Nos filmes anteriores, vimos os personagens Professor X e Wolverine bastante espirituosos e juntos na maior parte do tempo, mas aqui este não é o caso. Estes dois personagens estão com a aparência péssima, é visível que eles não estão bem mentalmente e muito menos fisicamente. O Wolverine atual que somos apresentados logo na primeira cena, deixa claro que o mutante está enferrujado. Ele já não se cura da mesma forma que antes e tem dificuldades durante combate corpo a corpo. Já o Professor X – a mente mais poderosa do mundo – luta com sua própria fragilidade, sofrendo de Alzheimer e com convulsões que podem repercutir no ambiente em que ele está.

O desenvolvimento do filme acontece quando Logan fica encarregado de transportar uma garota para um local seguro nomeado de Éden. Embora pareça uma tarefa simples, a ação começa quando descobrimos que a garota é Laura/X-23 (Dafne Keen), que possui as mesmas habilidades do próprio Wolverine, e que está sendo procurada pelos “capangas” do Dr. Zander Rice (Richard E. Grant).

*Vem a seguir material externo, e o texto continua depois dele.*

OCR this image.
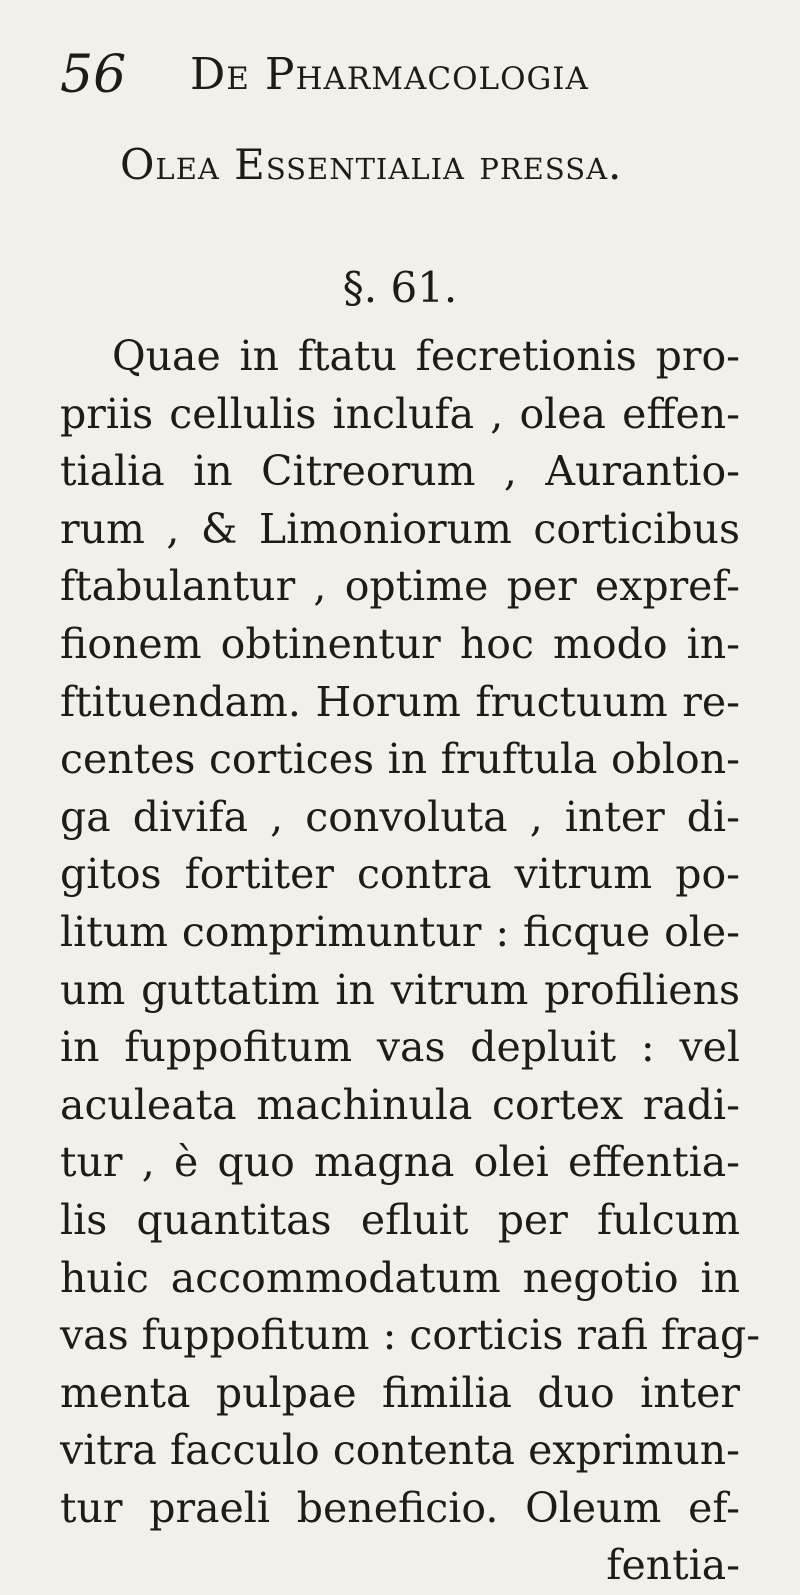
56 De Pharmacologia
Olea Essentialia pressa.
§. 61.
Quae in ftatu fecretionis pro-
priis cellulis inclufa , olea effen-
tialia in Citreorum , Aurantio-
rum , & Limoniorum corticibus
ftabulantur , optime per expref-
fionem obtinentur hoc modo in-
ftituendam. Horum fructuum re-
centes cortices in fruftula oblon-
ga divifa , convoluta , inter di-
gitos fortiter contra vitrum po-
litum comprimuntur : ficque ole-
um guttatim in vitrum profiliens
in fuppofitum vas depluit : vel
aculeata machinula cortex radi-
tur , è quo magna olei effentia-
lis quantitas efluit per fulcum
huic accommodatum negotio in
vas fuppofitum : corticis rafi frag-
menta pulpae fimilia duo inter
vitra facculo contenta exprimun-
tur praeli beneficio. Oleum ef-
fentia-
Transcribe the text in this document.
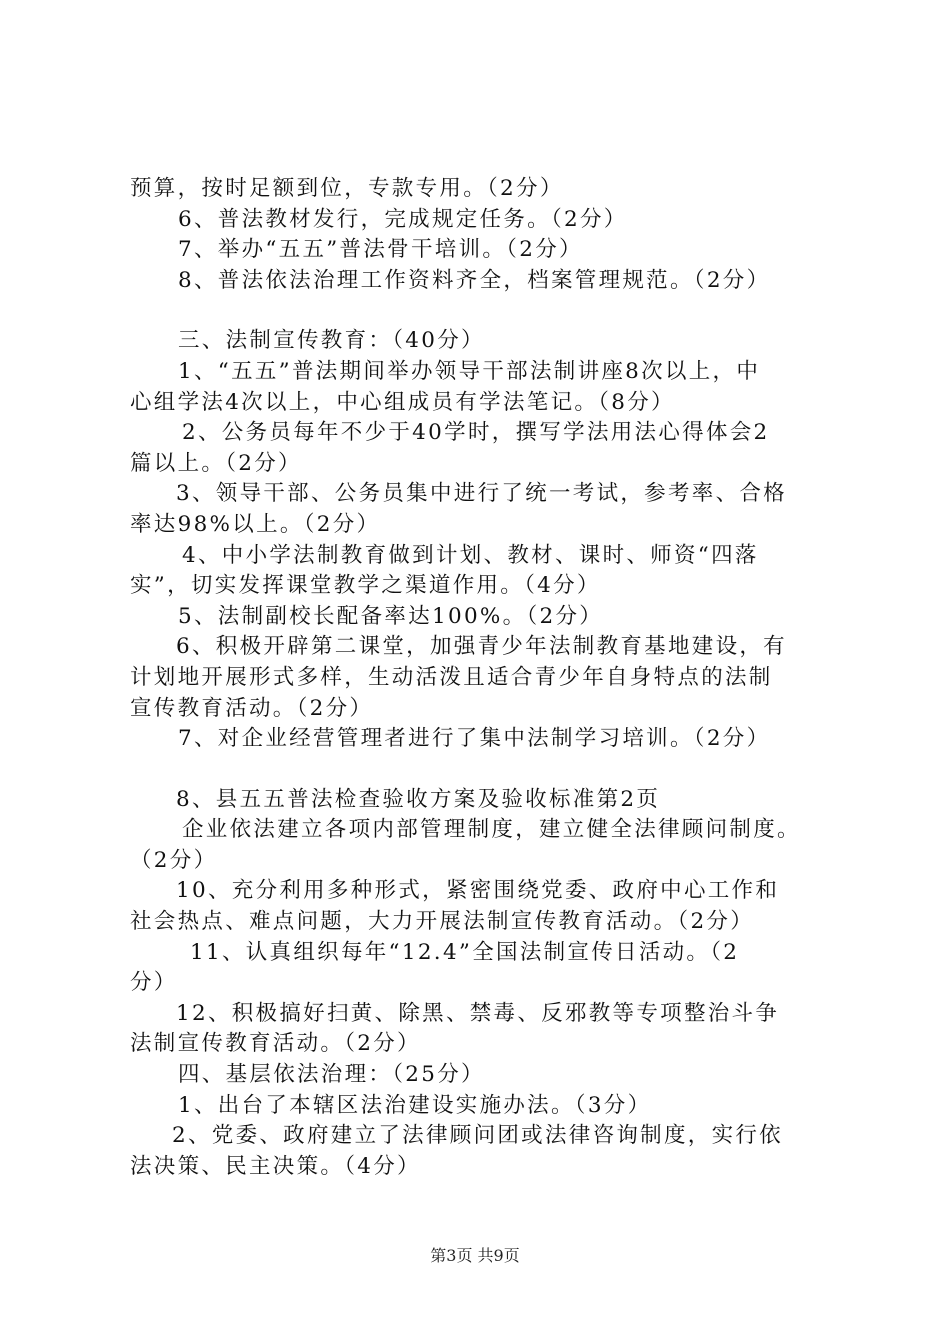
预算，按时足额到位，专款专用。（2分）
6、普法教材发行，完成规定任务。（2分）
7、举办“五五”普法骨干培训。（2分）
8、普法依法治理工作资料齐全，档案管理规范。（2分）
三、法制宣传教育：（40分）
1、“五五”普法期间举办领导干部法制讲座8次以上，中
心组学法4次以上，中心组成员有学法笔记。（8分）
2、公务员每年不少于40学时，撰写学法用法心得体会2
篇以上。（2分）
3、领导干部、公务员集中进行了统一考试，参考率、合格
率达98%以上。（2分）
4、中小学法制教育做到计划、教材、课时、师资“四落
实”，切实发挥课堂教学之渠道作用。（4分）
5、法制副校长配备率达100%。（2分）
6、积极开辟第二课堂，加强青少年法制教育基地建设，有
计划地开展形式多样，生动活泼且适合青少年自身特点的法制
宣传教育活动。（2分）
7、对企业经营管理者进行了集中法制学习培训。（2分）
8、县五五普法检查验收方案及验收标准第2页
企业依法建立各项内部管理制度，建立健全法律顾问制度。
（2分）
10、充分利用多种形式，紧密围绕党委、政府中心工作和
社会热点、难点问题，大力开展法制宣传教育活动。（2分）
11、认真组织每年“12.4”全国法制宣传日活动。（2
分）
12、积极搞好扫黄、除黑、禁毒、反邪教等专项整治斗争
法制宣传教育活动。（2分）
四、基层依法治理：（25分）
1、出台了本辖区法治建设实施办法。（3分）
2、党委、政府建立了法律顾问团或法律咨询制度，实行依
法决策、民主决策。（4分）
第3页 共9页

Com uma fotografia composta por uma paleta de cores quentes; a carga dramática é totalmente triste, sombria e devastadora, com muita porrada, sangue e palavrão, assim o filme recebeu uma classificação R-rated. A violência é totalmente exposta, mas já vamos deixar claro que nenhuma violência é desnecessária. E como de costume, também temos algumas cenas – a maioria com o Professor X – que apelam para um “descarrego emocional” e desenvolvem algum humor negro, mas nada é forçado. Tudo soa naturalmente. E como bônus, algumas (muitas) lágrimas são tiradas do espectador quando você menos espera.

O filme nos conecta em uma troca de sentimentos: se eles se machucam, nós também nos machucamos. Se passam por momentos de tensão e loucura, nós sentimos o mesmo.  A história é “palpável”. Não é aquelas histórias de super-heróis que estamos acostumados a assistir. Os personagens são vulneráveis e anseiam por viver uma vida normal. 

Uma das coisas que mais me chamou atenção, foi o fato que por ser um spin off do Wolverine, o roteiro divide a importância por igual entre todos os personagens (em especial, os mutantes). Nenhum papel foi simplesmente jogado na história, como aconteceu com as aparições de Gambit e Deadpool nos filmes anteriores. Todos desenvolvem um papel importante. E apesar de o foco ser o Logan, a personagem X-23 tem um destaque fantástico. Na medida em que a história se desenvolve, reconhecemos os ecos do próprio Logan na raiva aterrorizante de Laura e na tentativa de uma conexão emocional com Xavier.

Alá BADASS, ver Laura em ação atacando outros caras de forma brutal é errado, mas não deixa de ser tudo o que sempre quisemos ver: uma fragilidade infantil versus força.


Assim encerramos mais um ciclo. Hugh Jackman deixa seu adeus ao personagem Wolverine em um filme que não poderia ter sido mais gratificante. Não temos dúvidas de que Logan é o filme que todo fã de X-Men sonhou um dia em assistir.